项目名称: 非同义单核苷酸变异影响蛋白质功能的预测方法研究
项目编号: No.31471243
项目类型: 面上项目
立项/批准年度: 2015
项目学科: 生物科学
项目作者: 叶志强
作者单位: 北京大学
项目金额: 70万元
中文摘要: 新一代测序技术的空前发展,使得基因组变异数据迅速积累,因此从中鉴定出影响功能的变异成为一项迫切的需求。研究计算方法预测基因组变异特别是非同义单核苷酸变异(nsSNV)对蛋白质功能的影响是解决该需求的必经途径。经过十多年的发展,该方向在预测准确率上似乎已进入平台期,在挖掘新颖预测属性方面也缺乏大进展。本项目拟从该类方法的若干步骤进行优化和创新,力争突破当前困境。具体包括:在第一步就重视对训练数据集进行比较和优选,进而改进自动构建多序列比对的流程以提高序列属性的质量;基于自行预测的蛋白质结构探索新颖空间属性,以扩展该类属性所能适用的范围;摸索划分训练数据的最佳方式,用以形成若干差异性较小的子集并分别选择属性训练预测模型;结合其他工具的预测分值进一步构建复合预测模型。最后将形成独立预测工具,以供研究者从海量数据中挖掘出导致功能改变的nsSNV,进而协助解读可能的疾病机制或药物差异反应的机理。

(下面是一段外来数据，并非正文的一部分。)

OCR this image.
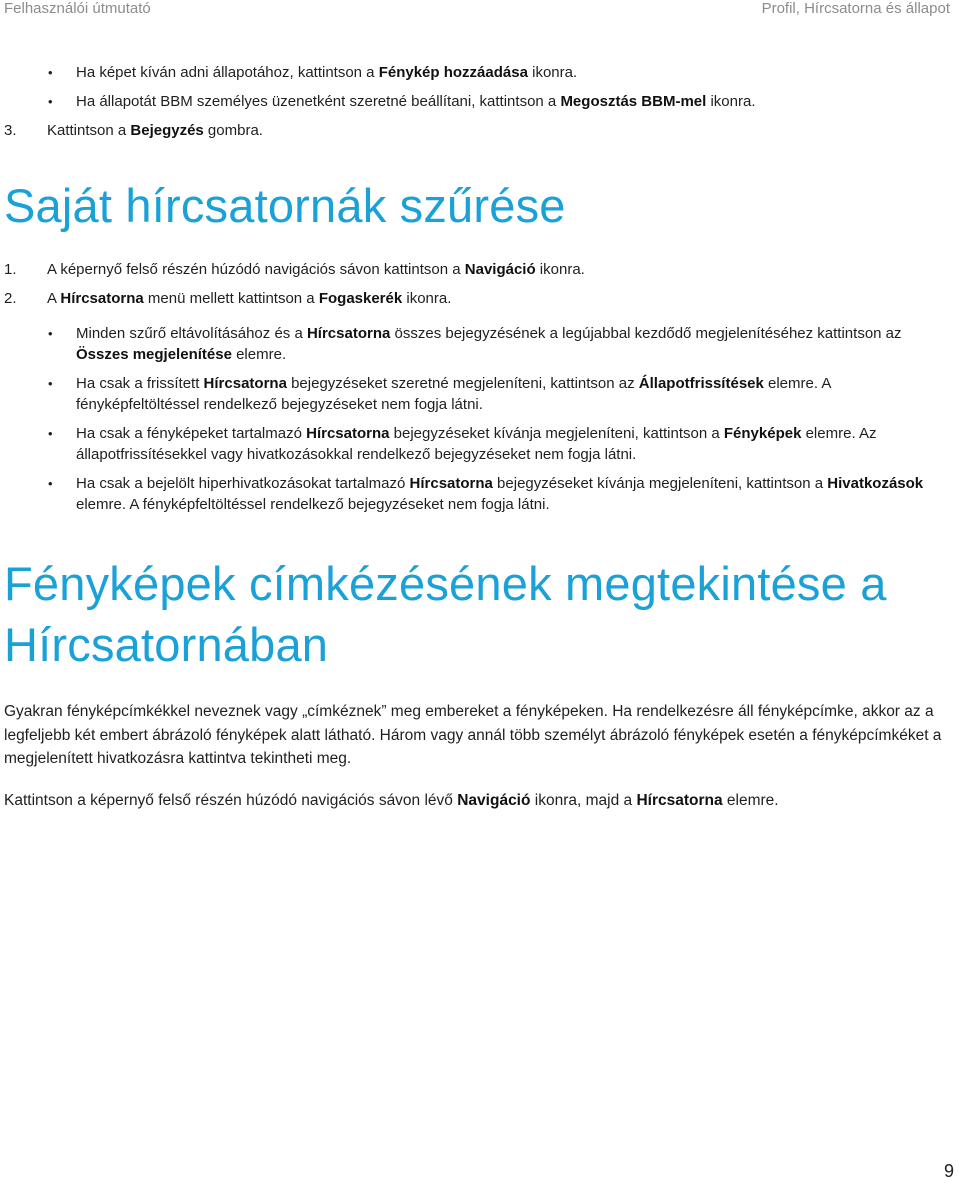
Felhasználói útmutató	Profil, Hírcsatorna és állapot

• Ha képet kíván adni állapotához, kattintson a Fénykép hozzáadása ikonra.

• Ha állapotát BBM személyes üzenetként szeretné beállítani, kattintson a Megosztás BBM-mel ikonra.

3. Kattintson a Bejegyzés gombra.

Saját hírcsatornák szűrése

1. A képernyő felső részén húzódó navigációs sávon kattintson a Navigáció ikonra.

2. A Hírcsatorna menü mellett kattintson a Fogaskerék ikonra.

• Minden szűrő eltávolításához és a Hírcsatorna összes bejegyzésének a legújabbal kezdődő megjelenítéséhez kattintson az Összes megjelenítése elemre.

• Ha csak a frissített Hírcsatorna bejegyzéseket szeretné megjeleníteni, kattintson az Állapotfrissítések elemre. A fényképfeltöltéssel rendelkező bejegyzéseket nem fogja látni.

• Ha csak a fényképeket tartalmazó Hírcsatorna bejegyzéseket kívánja megjeleníteni, kattintson a Fényképek elemre. Az állapotfrissítésekkel vagy hivatkozásokkal rendelkező bejegyzéseket nem fogja látni.

• Ha csak a bejelölt hiperhivatkozásokat tartalmazó Hírcsatorna bejegyzéseket kívánja megjeleníteni, kattintson a Hivatkozások elemre. A fényképfeltöltéssel rendelkező bejegyzéseket nem fogja látni.

Fényképek címkézésének megtekintése a
Hírcsatornában

Gyakran fényképcímkékkel neveznek vagy „címkéznek” meg embereket a fényképeken. Ha rendelkezésre áll fényképcímke, akkor az a legfeljebb két embert ábrázoló fényképek alatt látható. Három vagy annál több személyt ábrázoló fényképek esetén a fényképcímkéket a megjelenített hivatkozásra kattintva tekintheti meg.

Kattintson a képernyő felső részén húzódó navigációs sávon lévő Navigáció ikonra, majd a Hírcsatorna elemre.

9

中文关键词: 生物信息算法;单核苷酸变异;序列比对;机器学习;蛋白质结构预测
英文摘要: With the unprecedented development of next-generation sequencing technology, the genomic variation data accumulated rapidly, thus it is of an urgent demand to identify those impacting proteins' function. To meet this demand, it is a nessary approach to develop computational methods to predict the functional impact of genomic variants, especially the non-synonymous single nucleotide variants (nsSNV) on proteins. After developing more than 10 years, this direction seems to be on a plateau concerning the prediction accuracy, and lacks large progress on mining novel prediction attributes. In this proposal, we plan to optimise and to innovate at several steps for improving this kind of methods. In detail, we will first emphasize comparing and selecting the available training datasets, and will improve the automatic pipeline for multiple sequence alignment in order to optimise the quality of sequence-related attributes. Second, we will explore novel spatial attributes based on predicted protein structures in order to expand the scope of this kind of attributes. Third, we will search optimal dataset partition to obtain several subsets with lower heterogeneity, and select attributes and train prediction models on these subsets seperately. Fourth, we will construct meta-models combining scores from other tools and our own. We will finally build up a standalone prediction tool, so that researchers can use it to identify nsSNVs with funtional impacts from the data ocean, and further help intepreting possible disease etiology or mechanism of differential drug effects.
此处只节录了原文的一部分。